Defendant raises two challenges to plaintiff's claim of fiduciary breach: (i) the nature of the fiduciary violations alleged by plaintiff is unclear; and (ii) the breaches of fiduciary duty were neither actually litigated in the SEC action nor were necessary to judgment in that action. Those contentions are specious.
The nature of defendant's alleged violations of his fiduciary duties is clear from even a cursory reading of the complaint herein, plaintiff's summary judgment papers and the decision in the Drexel enforcement action. Drexel establishes the following violations of defendant's fiduciary duties: Posner's secret arrangement with Milken and Boesky to park Fischbach stock with Boesky; PEC was caused to file false reports of the transactions with the SEC; Boesky was secretly guaranteed that any losses Boesky might incur would be made good; Posner's arrangement with Milken that PEC would purchase the stock from Boesky in secrecy on the London over-the-counter exchange at a price $ 10/share in excess of the market price to disassociate the takeover price from the true nature of the transaction to repay Boesky's costs in part; the issuance by PEC of $ 56 million in debt securities in part to pay for said stock; and the use of $ 3 million of PEC funds to pay Drexel for its part of the arrangements.

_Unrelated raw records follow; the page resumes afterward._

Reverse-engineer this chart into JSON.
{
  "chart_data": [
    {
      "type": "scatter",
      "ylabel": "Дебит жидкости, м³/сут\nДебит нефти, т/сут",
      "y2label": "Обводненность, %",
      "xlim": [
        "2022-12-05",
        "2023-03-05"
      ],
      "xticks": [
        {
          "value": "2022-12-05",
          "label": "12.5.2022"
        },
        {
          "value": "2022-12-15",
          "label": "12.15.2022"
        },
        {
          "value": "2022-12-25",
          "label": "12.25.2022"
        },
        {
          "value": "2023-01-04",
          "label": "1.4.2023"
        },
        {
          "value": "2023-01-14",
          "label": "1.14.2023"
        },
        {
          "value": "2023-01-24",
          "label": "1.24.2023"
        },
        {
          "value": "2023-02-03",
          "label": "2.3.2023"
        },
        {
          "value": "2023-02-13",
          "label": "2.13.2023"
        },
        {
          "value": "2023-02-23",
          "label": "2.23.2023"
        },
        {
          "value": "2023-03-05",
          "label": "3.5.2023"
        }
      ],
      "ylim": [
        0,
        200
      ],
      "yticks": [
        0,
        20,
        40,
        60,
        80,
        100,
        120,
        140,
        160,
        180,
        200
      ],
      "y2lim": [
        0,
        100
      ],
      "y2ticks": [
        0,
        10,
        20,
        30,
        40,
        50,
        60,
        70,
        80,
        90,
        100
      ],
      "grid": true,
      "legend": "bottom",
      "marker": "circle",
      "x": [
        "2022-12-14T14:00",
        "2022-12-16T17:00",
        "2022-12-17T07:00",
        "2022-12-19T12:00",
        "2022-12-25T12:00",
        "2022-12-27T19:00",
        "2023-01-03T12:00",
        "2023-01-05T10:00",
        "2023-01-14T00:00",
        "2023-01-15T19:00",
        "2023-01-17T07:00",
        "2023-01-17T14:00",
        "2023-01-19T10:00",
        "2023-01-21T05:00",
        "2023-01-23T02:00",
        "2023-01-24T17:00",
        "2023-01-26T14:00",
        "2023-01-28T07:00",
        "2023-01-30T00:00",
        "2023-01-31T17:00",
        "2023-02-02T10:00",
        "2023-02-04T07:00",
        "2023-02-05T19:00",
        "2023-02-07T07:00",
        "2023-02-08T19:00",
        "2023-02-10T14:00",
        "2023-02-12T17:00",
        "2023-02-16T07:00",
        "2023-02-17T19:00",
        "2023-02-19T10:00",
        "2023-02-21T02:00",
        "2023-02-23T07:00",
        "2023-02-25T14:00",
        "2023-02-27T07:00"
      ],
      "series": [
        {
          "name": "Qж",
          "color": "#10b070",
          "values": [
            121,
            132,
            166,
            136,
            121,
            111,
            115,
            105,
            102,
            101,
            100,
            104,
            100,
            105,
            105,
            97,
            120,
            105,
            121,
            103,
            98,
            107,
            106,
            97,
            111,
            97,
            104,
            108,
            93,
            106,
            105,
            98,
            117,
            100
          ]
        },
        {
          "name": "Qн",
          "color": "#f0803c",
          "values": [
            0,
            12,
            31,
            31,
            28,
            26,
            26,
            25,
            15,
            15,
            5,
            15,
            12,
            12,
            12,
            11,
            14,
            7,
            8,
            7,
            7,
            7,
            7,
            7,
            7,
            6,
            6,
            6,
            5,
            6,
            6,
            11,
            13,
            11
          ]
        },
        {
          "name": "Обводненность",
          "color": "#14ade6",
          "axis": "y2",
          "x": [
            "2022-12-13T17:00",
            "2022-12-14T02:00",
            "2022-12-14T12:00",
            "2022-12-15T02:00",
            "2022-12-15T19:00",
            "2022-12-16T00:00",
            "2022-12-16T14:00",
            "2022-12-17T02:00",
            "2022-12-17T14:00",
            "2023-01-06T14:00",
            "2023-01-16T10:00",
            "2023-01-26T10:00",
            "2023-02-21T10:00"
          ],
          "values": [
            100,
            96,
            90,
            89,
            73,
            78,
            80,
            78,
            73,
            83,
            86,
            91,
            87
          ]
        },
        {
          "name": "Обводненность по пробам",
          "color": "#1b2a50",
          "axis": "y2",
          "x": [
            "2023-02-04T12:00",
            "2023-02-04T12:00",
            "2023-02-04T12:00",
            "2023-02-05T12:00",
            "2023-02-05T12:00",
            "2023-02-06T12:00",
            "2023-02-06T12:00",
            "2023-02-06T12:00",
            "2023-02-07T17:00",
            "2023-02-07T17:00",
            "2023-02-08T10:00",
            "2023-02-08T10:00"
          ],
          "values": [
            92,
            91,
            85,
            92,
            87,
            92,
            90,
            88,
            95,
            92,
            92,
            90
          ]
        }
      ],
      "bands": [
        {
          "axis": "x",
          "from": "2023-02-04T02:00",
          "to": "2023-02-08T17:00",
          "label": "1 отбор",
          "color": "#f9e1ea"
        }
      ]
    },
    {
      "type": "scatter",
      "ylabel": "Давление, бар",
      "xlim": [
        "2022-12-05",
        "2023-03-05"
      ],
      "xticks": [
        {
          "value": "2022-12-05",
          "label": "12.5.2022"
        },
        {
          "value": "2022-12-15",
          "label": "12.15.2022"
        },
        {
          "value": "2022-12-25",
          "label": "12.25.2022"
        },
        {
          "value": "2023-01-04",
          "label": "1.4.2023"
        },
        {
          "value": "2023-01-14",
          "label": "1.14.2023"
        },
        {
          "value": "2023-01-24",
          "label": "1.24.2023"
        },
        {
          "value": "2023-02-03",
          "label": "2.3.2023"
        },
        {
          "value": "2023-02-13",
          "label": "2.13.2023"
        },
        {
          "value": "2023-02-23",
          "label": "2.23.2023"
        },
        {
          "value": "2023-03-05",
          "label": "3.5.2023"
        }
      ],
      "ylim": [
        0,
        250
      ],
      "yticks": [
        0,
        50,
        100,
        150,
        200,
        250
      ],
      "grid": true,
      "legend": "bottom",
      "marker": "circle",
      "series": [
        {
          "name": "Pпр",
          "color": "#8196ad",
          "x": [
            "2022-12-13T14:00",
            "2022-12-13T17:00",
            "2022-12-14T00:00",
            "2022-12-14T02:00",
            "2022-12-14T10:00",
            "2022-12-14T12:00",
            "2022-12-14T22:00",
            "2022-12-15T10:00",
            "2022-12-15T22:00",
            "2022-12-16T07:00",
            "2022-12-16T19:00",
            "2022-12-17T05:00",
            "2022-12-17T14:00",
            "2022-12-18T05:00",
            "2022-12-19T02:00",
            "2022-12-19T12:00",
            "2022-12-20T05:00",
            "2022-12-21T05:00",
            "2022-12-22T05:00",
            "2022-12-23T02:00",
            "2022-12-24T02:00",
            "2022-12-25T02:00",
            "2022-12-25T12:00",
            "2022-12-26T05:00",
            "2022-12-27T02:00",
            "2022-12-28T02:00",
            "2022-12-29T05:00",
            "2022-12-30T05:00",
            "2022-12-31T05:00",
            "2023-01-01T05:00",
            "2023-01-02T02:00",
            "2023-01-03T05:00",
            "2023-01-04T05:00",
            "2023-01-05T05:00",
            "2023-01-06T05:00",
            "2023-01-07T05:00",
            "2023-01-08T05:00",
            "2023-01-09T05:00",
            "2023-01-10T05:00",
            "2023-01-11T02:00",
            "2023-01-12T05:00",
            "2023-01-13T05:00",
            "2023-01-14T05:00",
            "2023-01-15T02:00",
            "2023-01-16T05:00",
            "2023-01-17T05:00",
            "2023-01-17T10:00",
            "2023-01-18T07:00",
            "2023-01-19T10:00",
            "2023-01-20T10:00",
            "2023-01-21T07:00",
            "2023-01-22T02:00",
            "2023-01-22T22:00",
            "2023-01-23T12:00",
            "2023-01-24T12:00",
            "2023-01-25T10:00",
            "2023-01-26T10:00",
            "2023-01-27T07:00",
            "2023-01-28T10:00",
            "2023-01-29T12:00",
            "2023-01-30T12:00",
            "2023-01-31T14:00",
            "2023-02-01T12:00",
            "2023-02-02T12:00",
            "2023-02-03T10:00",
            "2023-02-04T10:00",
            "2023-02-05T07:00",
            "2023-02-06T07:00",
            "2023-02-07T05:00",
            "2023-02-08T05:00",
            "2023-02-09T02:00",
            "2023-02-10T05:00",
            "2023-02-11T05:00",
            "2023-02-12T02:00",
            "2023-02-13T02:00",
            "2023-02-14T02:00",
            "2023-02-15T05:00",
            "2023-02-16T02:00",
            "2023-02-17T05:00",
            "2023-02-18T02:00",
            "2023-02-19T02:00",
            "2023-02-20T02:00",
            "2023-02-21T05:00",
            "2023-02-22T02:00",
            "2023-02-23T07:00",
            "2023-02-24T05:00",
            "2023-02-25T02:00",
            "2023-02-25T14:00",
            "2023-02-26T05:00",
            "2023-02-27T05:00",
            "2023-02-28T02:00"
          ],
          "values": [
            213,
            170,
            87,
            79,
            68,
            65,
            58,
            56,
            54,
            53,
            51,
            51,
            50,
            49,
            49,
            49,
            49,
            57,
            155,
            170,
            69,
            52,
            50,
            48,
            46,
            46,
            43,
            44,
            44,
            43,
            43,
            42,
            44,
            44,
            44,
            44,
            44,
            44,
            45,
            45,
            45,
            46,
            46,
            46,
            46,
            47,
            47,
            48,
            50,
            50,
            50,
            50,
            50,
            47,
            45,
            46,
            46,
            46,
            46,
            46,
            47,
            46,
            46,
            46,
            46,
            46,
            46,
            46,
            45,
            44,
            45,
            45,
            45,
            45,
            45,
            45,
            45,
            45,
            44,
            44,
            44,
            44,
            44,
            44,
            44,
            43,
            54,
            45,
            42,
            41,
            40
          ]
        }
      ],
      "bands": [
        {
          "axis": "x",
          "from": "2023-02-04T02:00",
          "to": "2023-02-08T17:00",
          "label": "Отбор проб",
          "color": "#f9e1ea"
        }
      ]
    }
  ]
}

There is nothing unclear about these fiduciary breaches.
Defendant's second contention, that these breaches were not litigated or necessary to the result reached in Drexel, is similarly unavailing. The conduct listed above were key to the findings of liability in the Drexel litigation; all were actually and necessarily established. So too was the Court's factual finding and conclusion that Posner "engaged in fraudulent conduct in [his] corporate capacities." 837 F. Supp. at 615. The Court explicitly took into consideration all these facts--as well as Posner's "long and notorious history of engaging in self-dealing and corporate waste to the detriment of the public shareholders of the companies under their control" id. at 603--in deciding to ban Posner permanently from the boardrooms of listed corporations. Together these acts clearly evidence that Posner repeatedly used his PEC corporate offices to further his personal interests at the expense of the corporation, thereby breaching his fiduciary duties owed to the corporation.
Plaintiff's motion for partial summary judgment of liability on his claim for breach of fiduciary duties established by collateral estoppel emanating from the Drexel findings and judgment is well grounded.
Plaintiff's motion for partial summary judgment of liability of Victor Posner on the claims herein based on Section 10(b) and Rule 10b-5 and on breach of fiduciary duty is granted. This opinion and the minutes of the hearing on this motion, which are hereby made part of this order and decision, shall constitute the findings of fact and conclusions of law in accordance with Fed. R. Civ. P. 52(a). The trial on the issue of damages shall proceed as scheduled.